Since a visual has more emotional impact than a verbal, it’s logical to assume that the first decision a marketing person should make is what visual to use. Not so.
While a visual hammer can be effective in building a brand, that’s not the objective of a marketing program. The objective of a marketing program is to “own a word in the mind.”

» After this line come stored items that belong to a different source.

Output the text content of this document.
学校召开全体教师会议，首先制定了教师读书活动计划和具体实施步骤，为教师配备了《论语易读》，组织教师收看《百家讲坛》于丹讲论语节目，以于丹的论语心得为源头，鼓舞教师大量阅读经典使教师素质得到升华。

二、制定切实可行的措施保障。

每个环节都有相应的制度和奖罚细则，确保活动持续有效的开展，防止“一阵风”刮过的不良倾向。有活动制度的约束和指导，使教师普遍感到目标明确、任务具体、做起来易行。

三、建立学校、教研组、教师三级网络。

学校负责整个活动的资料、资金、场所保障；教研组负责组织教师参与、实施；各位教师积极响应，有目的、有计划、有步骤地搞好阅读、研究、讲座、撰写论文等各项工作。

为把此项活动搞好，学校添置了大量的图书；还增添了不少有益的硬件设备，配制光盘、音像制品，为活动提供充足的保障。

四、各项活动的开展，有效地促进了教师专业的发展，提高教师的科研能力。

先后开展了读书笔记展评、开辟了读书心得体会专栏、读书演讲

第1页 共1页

BMW, for example, owns the word “driving,” an achievement that lifted the brand from nowhere into the world’s largest-selling luxury-car brand. But what put the “driving” idea into the minds of consumers? What’s was BMW’s visual hammer? It was a long-running, consistent series of television commercials showing happy owners driving their BMW vehicles over winding roads. "The ultimate driving machine” was the nail. But it was the visual hammer was put that idea into the mind. Without the hammer, in my opinion, the verbal idea would have been road kill. After all, “driving” has been a consistent theme of automobile advertising for many, many decades, including “We build excitement,” a long-running Pontiac campaign without a visual hammer. But if the objective is to own a word, why fool around with a hammer?